A study published in the journal Brain Research investigated the effect of tipiracil hydrochloride (TPI), a selective inhibitor of thymidine phosphorylase (TP), on brain tissue damage in rats subjected to ischemia/reperfusion (I/R) injury. The research, conducted by scientists at the University of Tokyo, found that TP expression is increased in neurons under I/R conditions.
The study involved 40 adult male Sprague-Dawley rats, divided into four groups: sham, I/R control, I/R treated with low-dose TPI (10 mg/kg), and I/R treated with high-dose TPI (30 mg/kg). TPI was administered intraperitoneally 30 minutes before the induction of I/R injury via middle cerebral artery occlusion for 2 hours, followed by 24 hours of reperfusion.

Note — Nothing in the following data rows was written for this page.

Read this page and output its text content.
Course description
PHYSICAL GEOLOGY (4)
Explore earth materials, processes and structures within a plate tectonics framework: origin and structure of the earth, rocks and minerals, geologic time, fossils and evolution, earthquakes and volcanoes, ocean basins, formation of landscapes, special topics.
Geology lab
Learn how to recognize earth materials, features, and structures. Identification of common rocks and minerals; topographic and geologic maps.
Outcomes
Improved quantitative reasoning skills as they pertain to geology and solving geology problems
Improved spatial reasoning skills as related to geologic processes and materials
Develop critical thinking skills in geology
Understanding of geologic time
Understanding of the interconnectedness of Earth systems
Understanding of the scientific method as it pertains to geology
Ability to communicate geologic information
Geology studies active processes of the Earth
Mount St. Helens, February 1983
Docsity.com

Results showed that TPI treatment significantly reduced infarct volume and improved neurological deficit scores compared to the I/R control group. The high-dose TPI group exhibited a 45% reduction in infarct volume (p < 0.01) and a 38% improvement in neurological scores (p < 0.05). Additionally, TPI decreased oxidative stress markers (malondialdehyde levels) and increased antioxidant enzyme activity (superoxide dismutase and glutathione peroxidase).
The researchers concluded that TPI exerts neuroprotective effects against I/R injury by inhibiting TP activity, reducing oxidative stress, and suppressing apoptosis. These findings suggest that TPI could be a potential therapeutic agent for stroke treatment, though further studies are needed to confirm its efficacy in humans.